I only have a 100 yard spot to shoot. I have an Idaho elk hunt in october where the ranges are 400 + yards. I put a target at the bottom of a tall cardboard target. Using my Vortex Razor's internal bullet drop comp. I checked zero on my 300 Win Mag using 180 gr. Federal Trophy Bonded tip factory. My zero was 2' high at 100. Now using the scopes 300, 400, and 500 yard marks I aimed at my zero spot and shot at the yardage mentioned above. My 300 yard mark was right on at 6.5 inches of holdover. The 400 yard was 14.7 inches high vs Federals 19.2 inch,
THe 500 yard was for me 22.5 inches vs Federal's 38.6 inches. The Federal info came from the ballistic calculator. My rifle can't be shooting that flat so can someone explain where I went wrong
I will admit that I am Jr. High level talking to college level, but I chose to go a different route. I do not like to ball park anything. If I am shooting at an animal at lengthy yardages, I don't shoot unless everything is right. So, I have a program that is for my bullet, my scope height and my velocity. I have used many scopes but have a NXS with fine cross hair with dot. I use a leica rangefinder and click my scope to the exact yardage and hold on, with a perfect clear sight picture. There are many good programs to choose, the one that I use is very accurate. I talked to a sniper and we were talking about this and he said they use the marks because they have to shoot quickly and don't need to be exact, a body hit from waist to neck is good enough. He said that in cases where there is time they also click to exact points. I have also used a scope with 1/8 minute clicks and prefer having "finer" adjustments. At 1000 yards 1 click makes a difference when using scope with 1/4 minute clicks. Guess I am just old school.
 
This goes to show two things.....
1...Lance has too much free time on his hands.....
2...no matter what the stadia lines are...if the bullets path doesn't follow...it won't work perfectly.....
 
I have a 270 win I took an older speer manual with the bullet drop tables in it and tested them out to see if they were accurate. Velocity and the coefficient were plugged in and it told me for a 300 yrd zero to set my 100 yrd zero 1.5 inches high. So after doing that I then fired a group at 300 yrd.
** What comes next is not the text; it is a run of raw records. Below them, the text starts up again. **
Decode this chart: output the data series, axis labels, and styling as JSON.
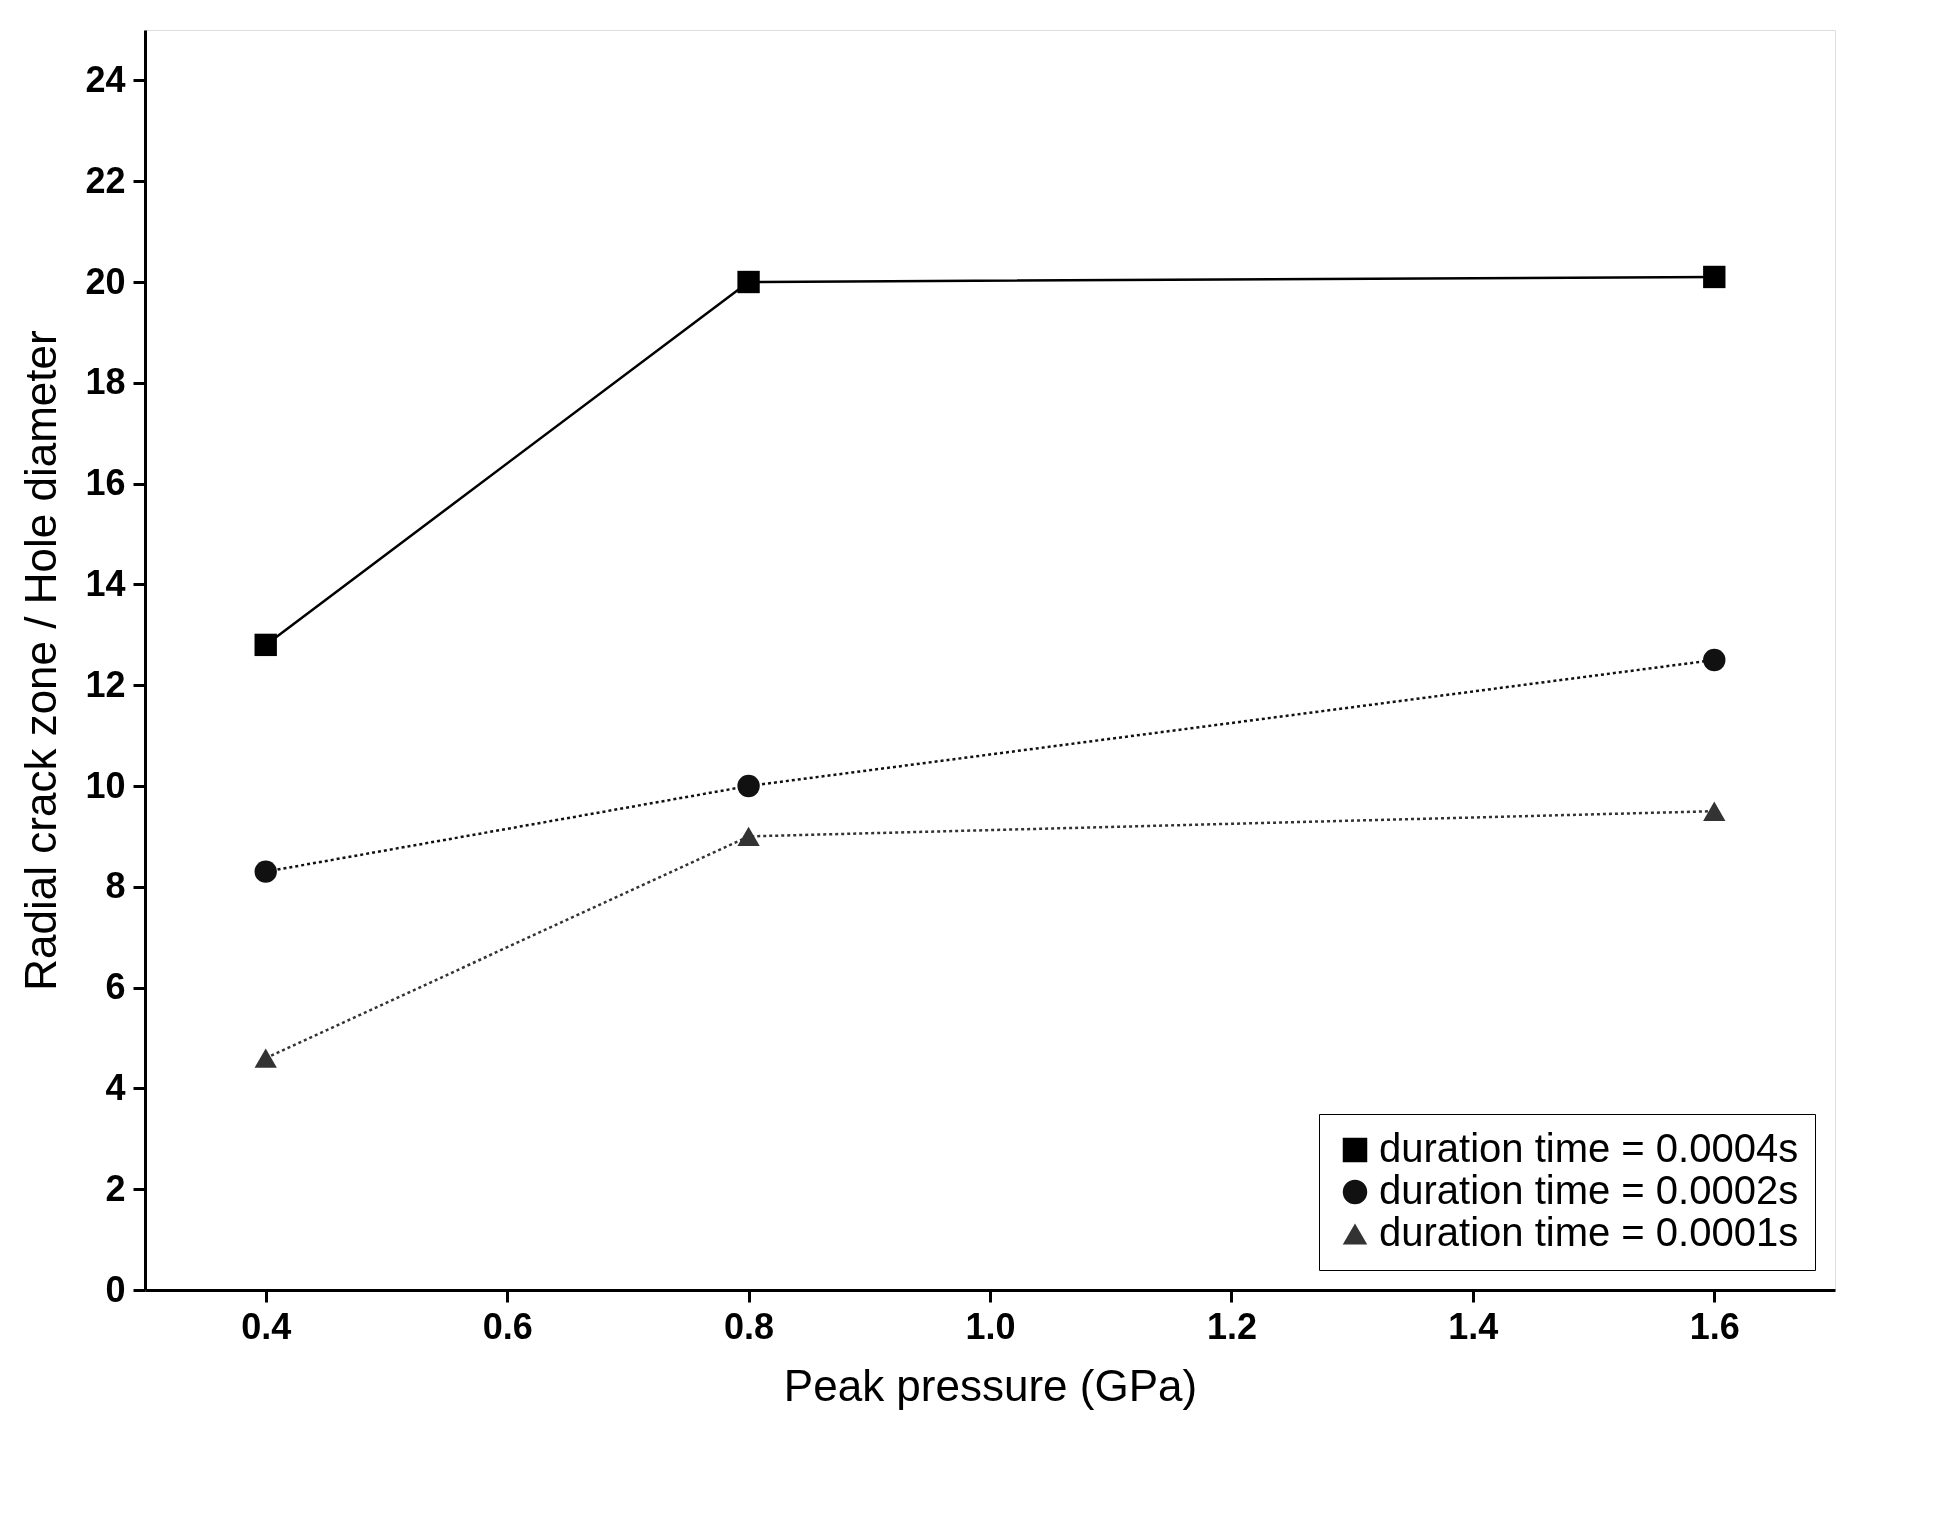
{
  "chart_data": {
    "type": "line",
    "xlabel": "Peak pressure (GPa)",
    "ylabel": "Radial crack zone / Hole diameter",
    "x": [
      0.4,
      0.8,
      1.6
    ],
    "series": [
      {
        "name": "duration time = 0.0004s",
        "color": "#000000",
        "values": [
          12.8,
          20.0,
          20.1
        ],
        "marker": "square",
        "line_style": "solid"
      },
      {
        "name": "duration time = 0.0002s",
        "color": "#111111",
        "values": [
          8.3,
          10.0,
          12.5
        ],
        "marker": "circle",
        "line_style": "dotted"
      },
      {
        "name": "duration time = 0.0001s",
        "color": "#333333",
        "values": [
          4.6,
          9.0,
          9.5
        ],
        "marker": "triangle",
        "line_style": "dotted"
      }
    ],
    "xlim": [
      0.3,
      1.7
    ],
    "xticks": [
      0.4,
      0.6,
      0.8,
      {
        "value": 1,
        "label": "1.0"
      },
      1.2,
      1.4,
      1.6
    ],
    "ylim": [
      0,
      25
    ],
    "yticks": [
      0,
      2,
      4,
      6,
      8,
      10,
      12,
      14,
      16,
      18,
      20,
      22,
      24
    ],
    "grid": false,
    "legend": "bottom right"
  }
}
I was surprised at how close it came it was low about a 1/8th of a inch not enough to make a difference.
 
As someone already pointed out I'm sure the OP has a vortex Razor LH in 2-10 with the G4 reticle. It's a good scope and reticle that should do what he's asking it to do. From his posts I see two likely issues-

1) that reticle will only give you the drops/MOAs indicated in the manual when it's on its highest power. Turning it to "almost" all the way up won't work, it's got to be all the way at 10x

2) you're not actually zeroed at 200 yards. 2" high at 100 doesn't make you actually zeroed at 200. Hopefully you can practice out to 400 before your hunt but that can be hard many places. If at all possible, AT LEAST find a range that goes out to 200 and get a true 200 yard zero. If you can do that, and you remember to turn your scope up all the way before using the reticle to take a shot, you should be good out to 400.